Jakarta (Antara Babel) - Menteri Hukum dan HAM Yassona Laoly membantah pernyataan Komisi Pemberatasan Korupsi yang merasa tidak dilibatkan dalam membahas rencana mengganti konsep pemberian remisi untuk narapidana.
"Itulah yang tidak benar, jadi kan ada timnya (KPK) yang dikirim di sana," kata kata Yassona kepada wartawan di lingkungan Istana Kepresidenan Jakarta, Kamis.

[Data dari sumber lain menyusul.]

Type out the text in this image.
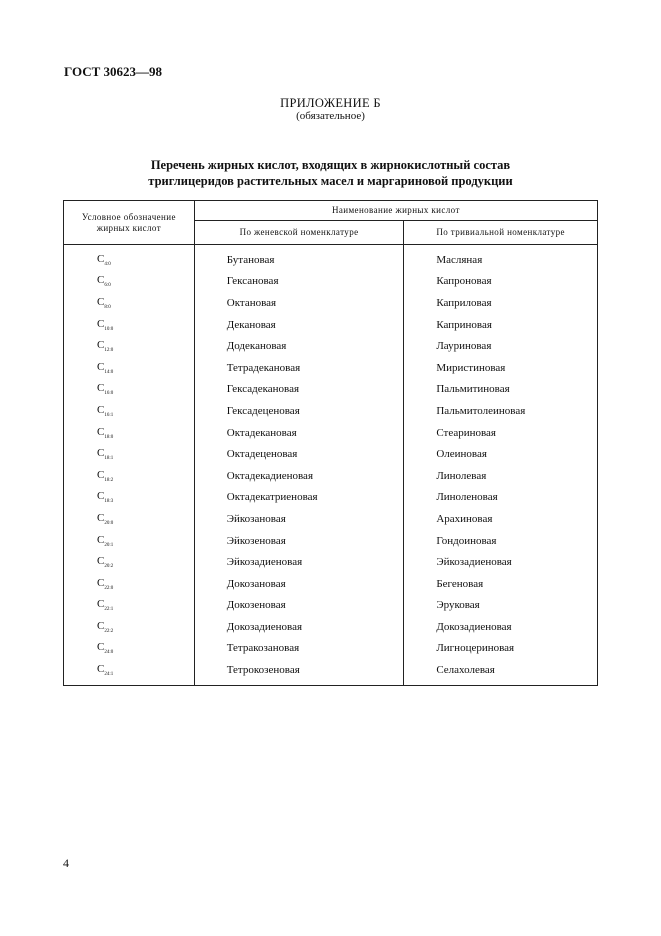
ГОСТ 30623—98
ПРИЛОЖЕНИЕ Б
(обязательное)
Перечень жирных кислот, входящих в жирнокислотный состав
триглицеридов растительных масел и маргариновой продукции
Условное обозначение жирных кислот	Наименование жирных кислот	
	По женевской номенклатуре	По тривиальной номенклатуре
$C_{4:0}$	Бутановая	Масляная
$C_{6:0}$	Гексановая	Капроновая
$C_{8:0}$	Октановая	Каприловая
$C_{10:0}$	Декановая	Каприновая
$C_{12:0}$	Додекановая	Лауриновая
$C_{14:0}$	Тетрадекановая	Миристиновая
$C_{16:0}$	Гексадекановая	Пальмитиновая
$C_{16:1}$	Гексадеценовая	Пальмитолеиновая
$C_{18:0}$	Октадекановая	Стеариновая
$C_{18:1}$	Октадеценовая	Олеиновая
$C_{18:2}$	Октадекадиеновая	Линолевая
$C_{18:3}$	Октадекатриеновая	Линоленовая
$C_{20:0}$	Эйкозановая	Арахиновая
$C_{20:1}$	Эйкозеновая	Гондоиновая
$C_{20:2}$	Эйкозадиеновая	Эйкозадиеновая
$C_{22:0}$	Докозановая	Бегеновая
$C_{22:1}$	Докозеновая	Эруковая
$C_{22:2}$	Докозадиеновая	Докозадиеновая
$C_{24:0}$	Тетракозановая	Лигноцериновая
$C_{24:1}$	Тетрокозеновая	Селахолевая
4
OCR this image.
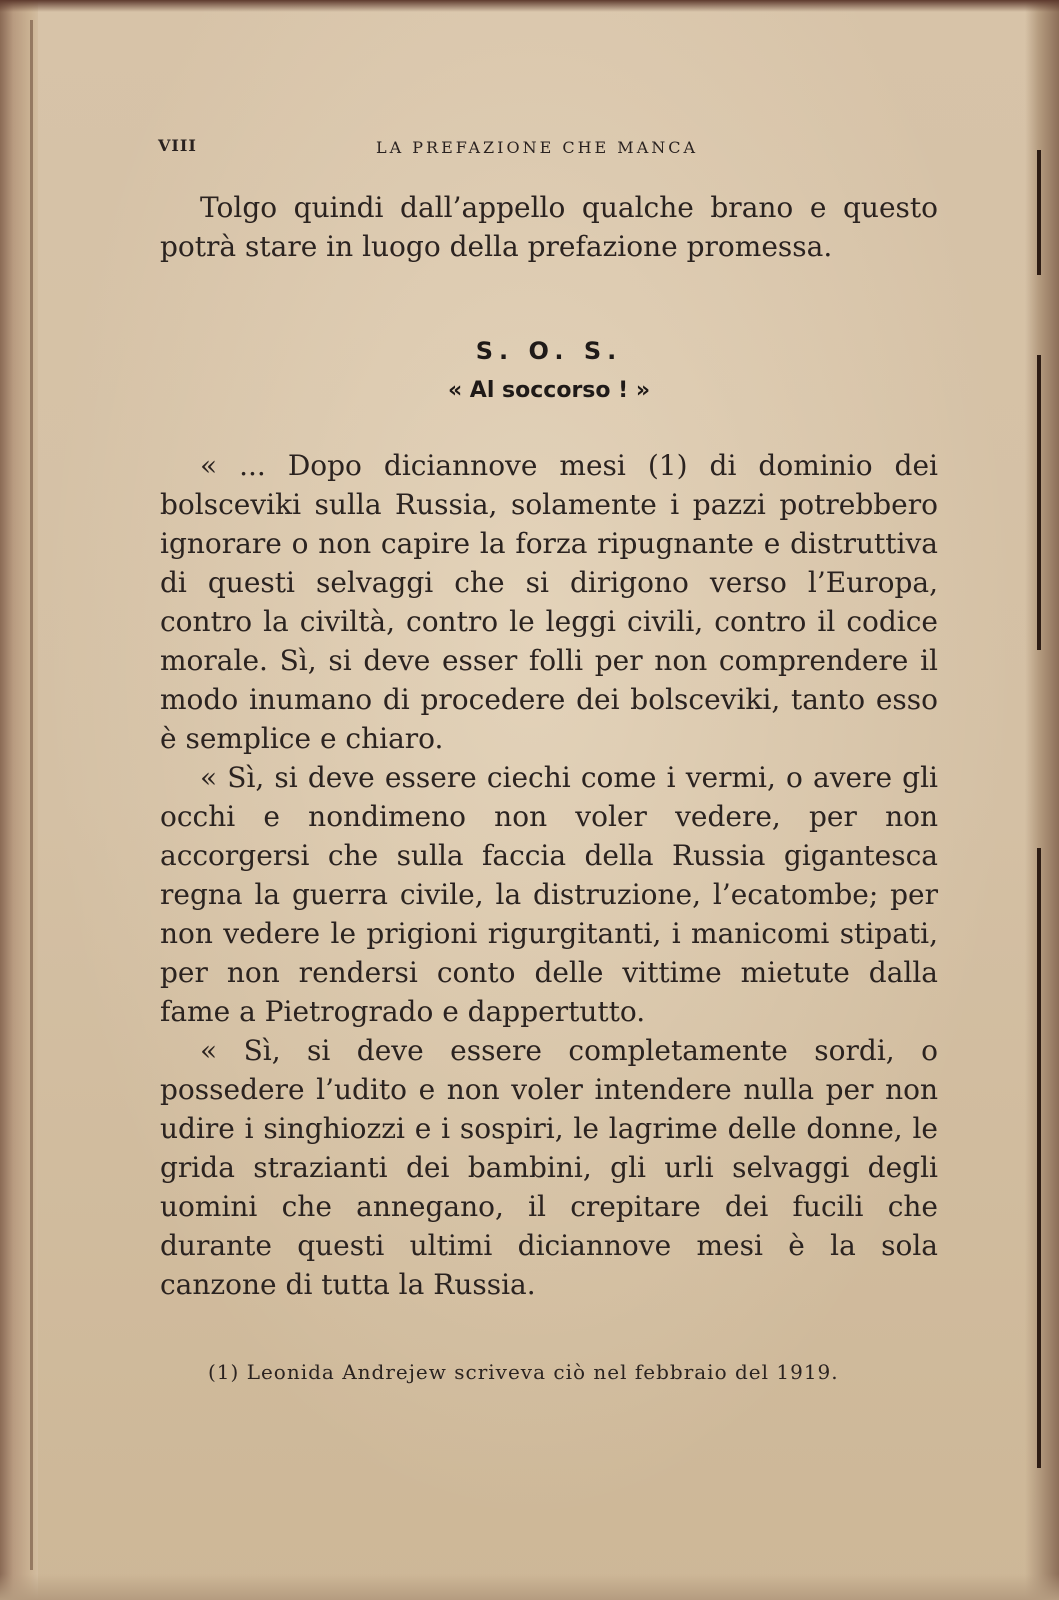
VIII	LA PREFAZIONE CHE MANCA

Tolgo quindi dall’appello qualche brano e questo potrà stare in luogo della prefazione promessa.

S. O. S.
« Al soccorso ! »

« ... Dopo diciannove mesi (1) di dominio dei bolsceviki sulla Russia, solamente i pazzi potrebbero ignorare o non capire la forza ripugnante e distruttiva di questi selvaggi che si dirigono verso l’Europa, contro la civiltà, contro le leggi civili, contro il codice morale. Sì, si deve esser folli per non comprendere il modo inumano di procedere dei bolsceviki, tanto esso è semplice e chiaro.

« Sì, si deve essere ciechi come i vermi, o avere gli occhi e nondimeno non voler vedere, per non accorgersi che sulla faccia della Russia gigantesca regna la guerra civile, la distruzione, l’ecatombe; per non vedere le prigioni rigurgitanti, i manicomi stipati, per non rendersi conto delle vittime mietute dalla fame a Pietrogrado e dappertutto.

« Sì, si deve essere completamente sordi, o possedere l’udito e non voler intendere nulla per non udire i singhiozzi e i sospiri, le lagrime delle donne, le grida strazianti dei bambini, gli urli selvaggi degli uomini che annegano, il crepitare dei fucili che durante questi ultimi diciannove mesi è la sola canzone di tutta la Russia.

(1) Leonida Andrejew scriveva ciò nel febbraio del 1919.
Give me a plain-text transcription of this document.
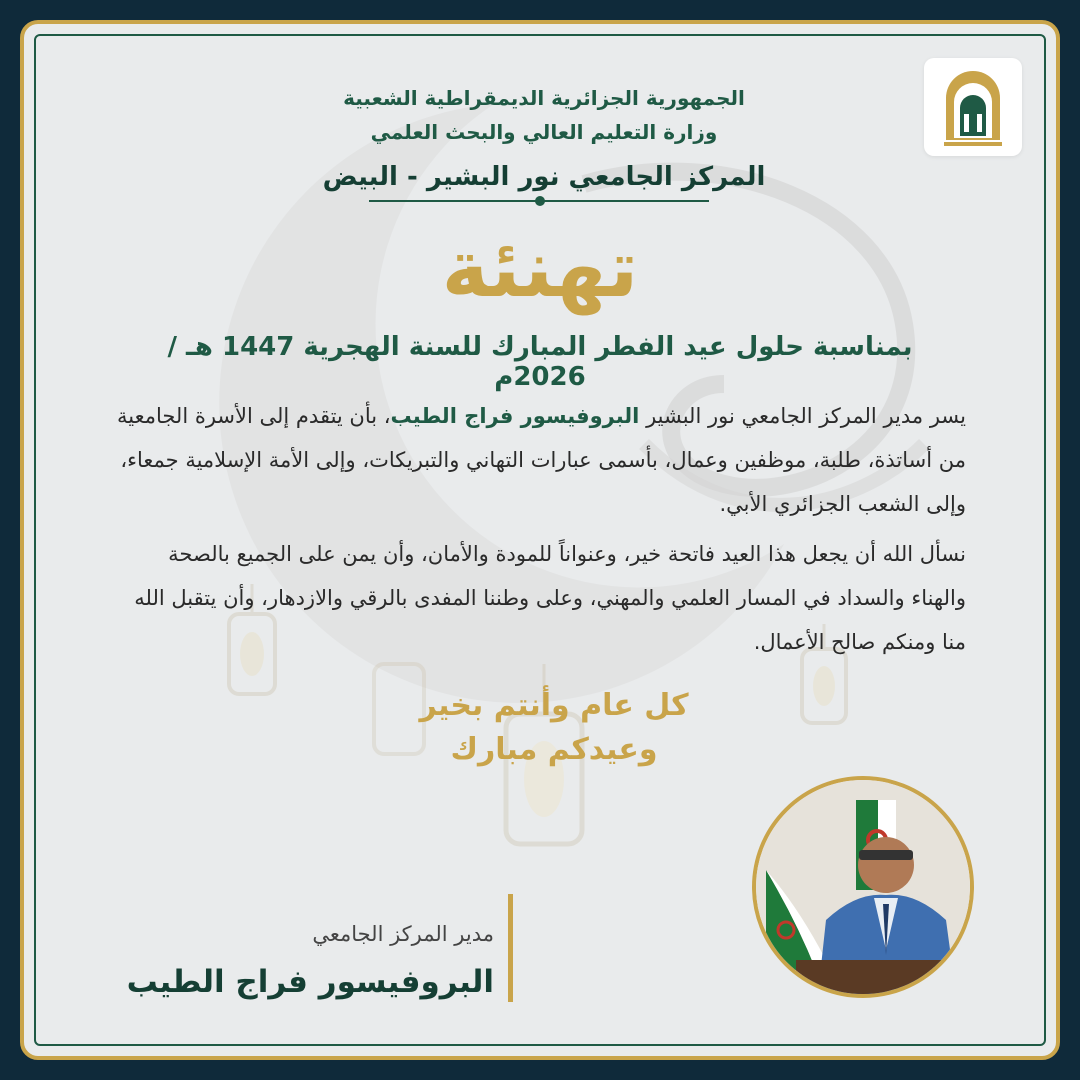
الجمهورية الجزائرية الديمقراطية الشعبية
وزارة التعليم العالي والبحث العلمي
المركز الجامعي نور البشير - البيض
تهنئة
بمناسبة حلول عيد الفطر المبارك للسنة الهجرية 1447 هـ / 2026م
يسر مدير المركز الجامعي نور البشير البروفيسور فراج الطيب، بأن يتقدم إلى الأسرة الجامعية من أساتذة، طلبة، موظفين وعمال، بأسمى عبارات التهاني والتبريكات، وإلى الأمة الإسلامية جمعاء، وإلى الشعب الجزائري الأبي.
نسأل الله أن يجعل هذا العيد فاتحة خير، وعنواناً للمودة والأمان، وأن يمن على الجميع بالصحة والهناء والسداد في المسار العلمي والمهني، وعلى وطننا المفدى بالرقي والازدهار، وأن يتقبل الله منا ومنكم صالح الأعمال.
كل عام وأنتم بخير
وعيدكم مبارك
مدير المركز الجامعي
البروفيسور فراج الطيب
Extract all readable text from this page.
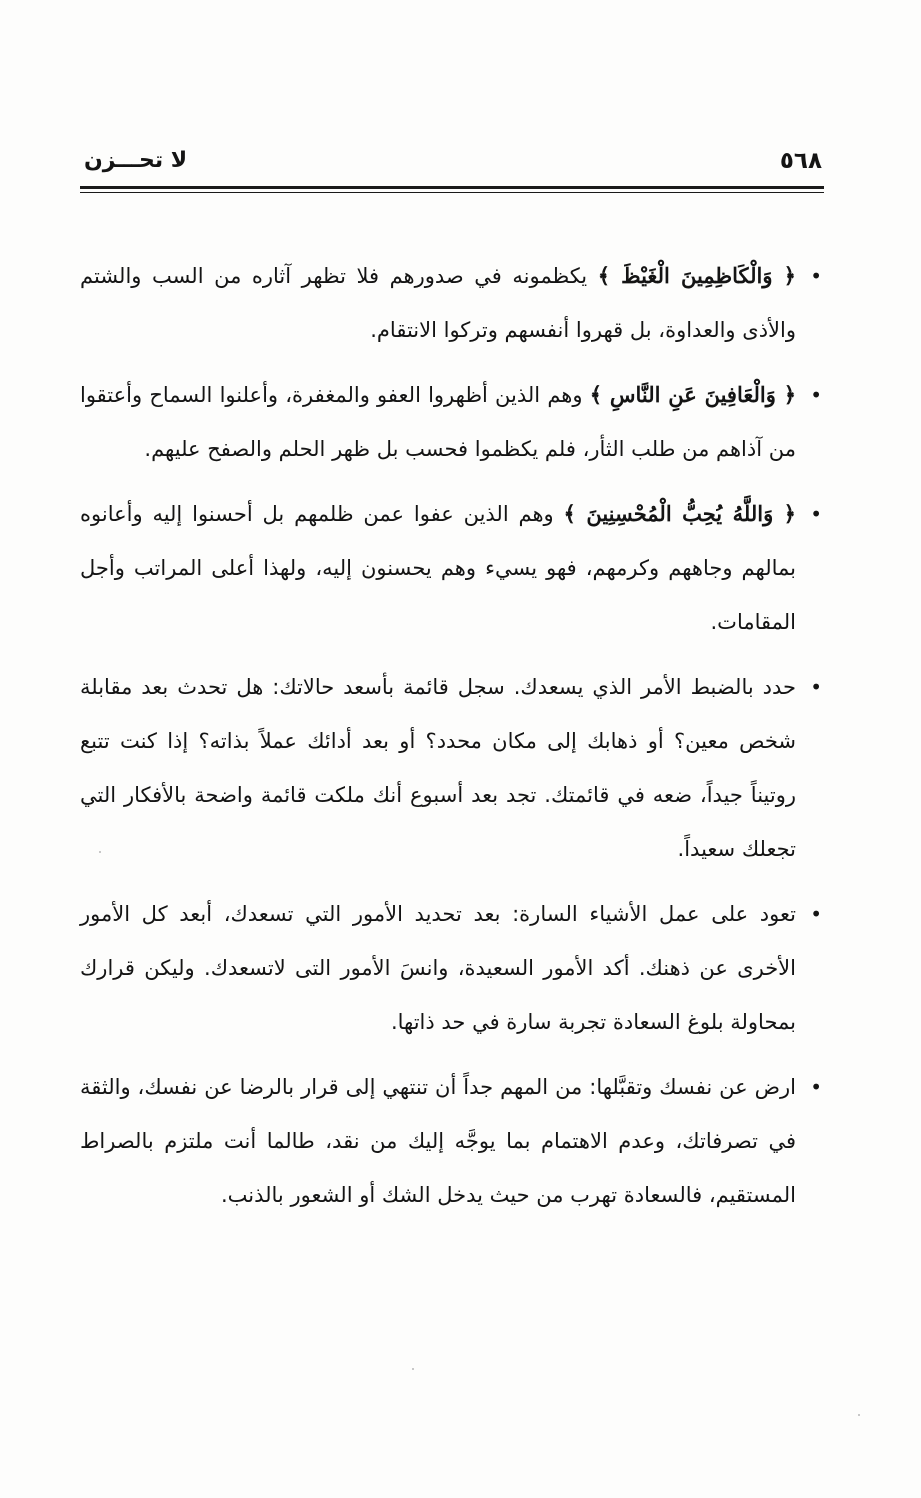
٥٦٨
لا تحـــزن

•
﴿ وَالْكَاظِمِينَ الْغَيْظَ ﴾ يكظمونه في صدورهم فلا تظهر آثاره من السب والشتم والأذى والعداوة، بل قهروا أنفسهم وتركوا الانتقام.

•
﴿ وَالْعَافِينَ عَنِ النَّاسِ ﴾ وهم الذين أظهروا العفو والمغفرة، وأعلنوا السماح وأعتقوا من آذاهم من طلب الثأر، فلم يكظموا فحسب بل ظهر الحلم والصفح عليهم.

•
﴿ وَاللَّهُ يُحِبُّ الْمُحْسِنِينَ ﴾ وهم الذين عفوا عمن ظلمهم بل أحسنوا إليه وأعانوه بمالهم وجاههم وكرمهم، فهو يسيء وهم يحسنون إليه، ولهذا أعلى المراتب وأجل المقامات.

•
حدد بالضبط الأمر الذي يسعدك. سجل قائمة بأسعد حالاتك: هل تحدث بعد مقابلة شخص معين؟ أو ذهابك إلى مكان محدد؟ أو بعد أدائك عملاً بذاته؟ إذا كنت تتبع روتيناً جيداً، ضعه في قائمتك. تجد بعد أسبوع أنك ملكت قائمة واضحة بالأفكار التي تجعلك سعيداً.

•
تعود على عمل الأشياء السارة: بعد تحديد الأمور التي تسعدك، أبعد كل الأمور الأخرى عن ذهنك. أكد الأمور السعيدة، وانسَ الأمور التى لاتسعدك. وليكن قرارك بمحاولة بلوغ السعادة تجربة سارة في حد ذاتها.

•
ارض عن نفسك وتقبَّلها: من المهم جداً أن تنتهي إلى قرار بالرضا عن نفسك، والثقة في تصرفاتك، وعدم الاهتمام بما يوجَّه إليك من نقد، طالما أنت ملتزم بالصراط المستقيم، فالسعادة تهرب من حيث يدخل الشك أو الشعور بالذنب.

Yassona menegaskan dalam membahas wacana revisi Peraturan Pemerintah Nomor 99 Tahun 2012 tentang syarat dan tata cara pelaksanaan hak warga binaan pemasyarakatan ini harus melibatkan semua pihak.
"Bukan diam, kita buat seolah-olah kita akan menelikung. Tidak, dari dulu sudah kita buka wacana itu, FGD (focus group discution) di seluruh provinsi ada dan kita undang pakar-pakar," kata Menkumham.
Laoly mengatakan bahwa dalam membahas revisi PP 99/2012 ada pihak yang mewakili KPK, polisi, jaksa, Kementerian Sekretaris Negara dan semua pihak secara prinsip menyetujui draft.
"Secara prinsip setuju draft itu. akan kita lanjutkan, akan kita bahas lagi teknis berikutnya," kata Laoly.
Menkumham mengatakan aturan syarat dan tata cara pelaksanaan hak warga binaan pemasyarakatan ini ada keinginan tidak melanggar UU di atasnya (UU Nomor 12 Tahun 1995 tentang Pemasyarakatan).
"Kita koreaksi, jangan membuat sesuatu tidak benar karena hanya emosional. Tapi tetap prinsip (untuk) koruptor, teroris, bandar narkoba tetap mempunyai perbedaan dalam hal remisi dan pembebasan bersyarat," kata Laoly.
Menkumham mengatakan prinsip tersebut tetap dipegang, namun yang beredar di publik permasalahannya sudah heboh duluan sehingga banyak orang yang mengkritik.
Laoly mengatakan revisi aturan ini untuk menghilangkan diskriminasi dalam menentukan syarat dan tata cara pelaksanaan hak warga binaan pemasyarakatan.
Untuk menghilangkan diskrimanasi ini, kata Laoly, ada wacana pembentukan Tim Pengawas Pemasyarakatan (TPP), dimana ada unsur polisi, jaksa, KPK, Kemenkumham dalam menetapkan remisi dan pembebasan bersyarat untuk narapidana.
"Jadi melalui TPP supaya jangan ada diskriminasi. Sekarang ini ada Napi koruptor dari kejaksaan beda 'treatment'-nya dari Napi koruptor dari KPK," katanya.
Laoly mengatakan setiap narapidana memiliki hak mendapatkan remisi, namun untuk pidana luar biasa (extraordinary crime) harus dibedakan aturannya dengan narapidana biasa.